Starts with each object in its cluster and it ends with all objects in the same cluster, with the intermediate clusters being created by a series of merges.
Dendrogram Explanation
The resultant tree is called a dendrogram:
Algorithm Overview
- Each item is assigned to its own cluster (n clusters of size one).
- Let the distances between the clusters equal the distances between the objects they contain.
- Find the closest pair of clusters and merge them into a single cluster (one less cluster).
- Re-compute the distances between the new cluster and each of the old clusters.
- Repeat steps 3 and 4 until there is only one cluster left.

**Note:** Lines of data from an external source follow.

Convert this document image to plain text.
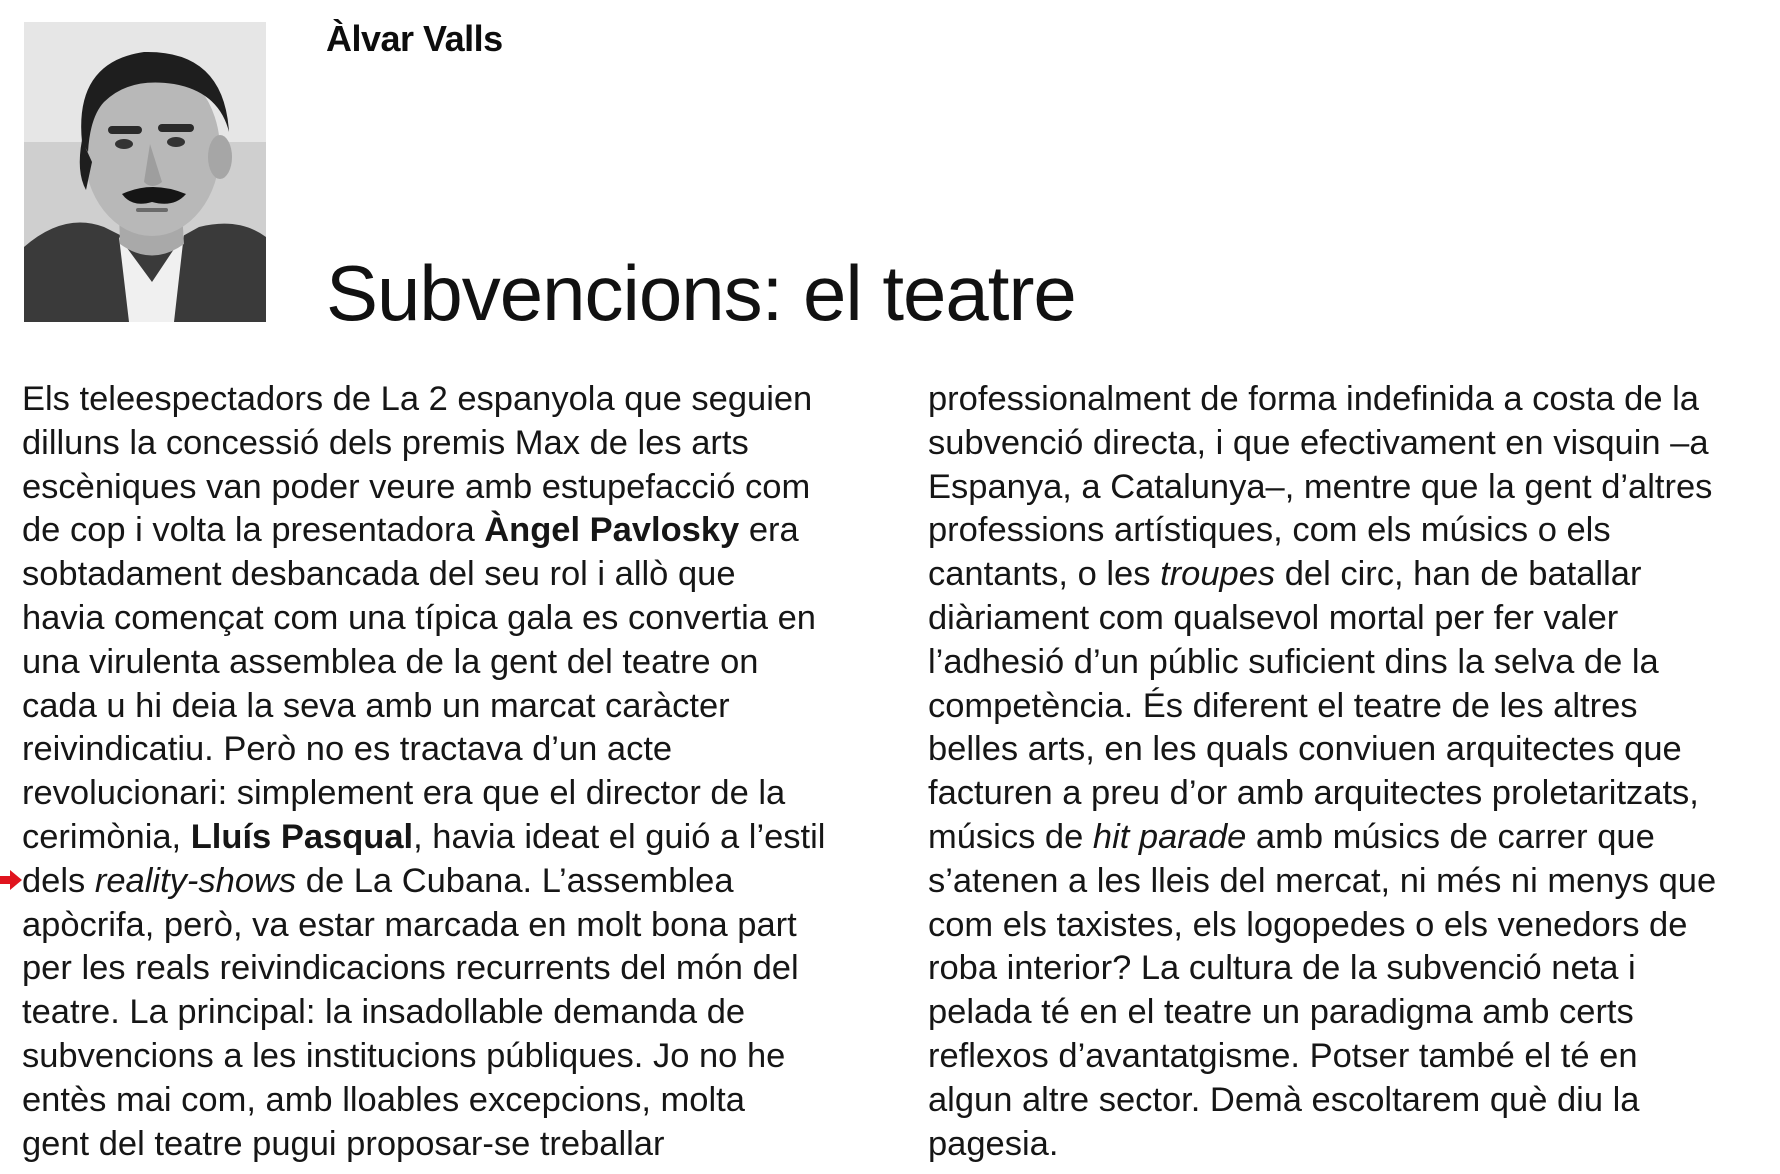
Àlvar Valls
Subvencions: el teatre
Els teleespectadors de La 2 espanyola que seguien
dilluns la concessió dels premis Max de les arts
escèniques van poder veure amb estupefacció com
de cop i volta la presentadora Àngel Pavlosky era
sobtadament desbancada del seu rol i allò que
havia començat com una típica gala es convertia en
una virulenta assemblea de la gent del teatre on
cada u hi deia la seva amb un marcat caràcter
reivindicatiu. Però no es tractava d’un acte
revolucionari: simplement era que el director de la
cerimònia, Lluís Pasqual, havia ideat el guió a l’estil
dels reality-shows de La Cubana. L’assemblea
apòcrifa, però, va estar marcada en molt bona part
per les reals reivindicacions recurrents del món del
teatre. La principal: la insadollable demanda de
subvencions a les institucions públiques. Jo no he
entès mai com, amb lloables excepcions, molta
gent del teatre pugui proposar-se treballar
professionalment de forma indefinida a costa de la
subvenció directa, i que efectivament en visquin –a
Espanya, a Catalunya–, mentre que la gent d’altres
professions artístiques, com els músics o els
cantants, o les troupes del circ, han de batallar
diàriament com qualsevol mortal per fer valer
l’adhesió d’un públic suficient dins la selva de la
competència. És diferent el teatre de les altres
belles arts, en les quals conviuen arquitectes que
facturen a preu d’or amb arquitectes proletaritzats,
músics de hit parade amb músics de carrer que
s’atenen a les lleis del mercat, ni més ni menys que
com els taxistes, els logopedes o els venedors de
roba interior? La cultura de la subvenció neta i
pelada té en el teatre un paradigma amb certs
reflexos d’avantatgisme. Potser també el té en
algun altre sector. Demà escoltarem què diu la
pagesia.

Re-computing Distances (Single, Complete, Average Linkage)
Link | Description |
---|---|
Single | Smallest distance between any two pairs from the two clusters (one from each) being compared/measured. |
Average | Average distance between pairs. |
Complete | Largest distance between any two pairs from the two clusters (one from each) being compared/measured. |
Other methods:
- Ward.
- McQuitty.
- Median.
- Centroid.
Can find a demo here.
Pros and Cons
Pros:
- Can produce an ordering of the objects, might be informative for data display.
- Smaller clusters are generated, might be helpful for discovery.
Cons:
- No provision for a relocation of objects that may have been ‘incorrectly’ grouped at an early stage.
- Different distance metrics for measuring distances between clusters may generate different results.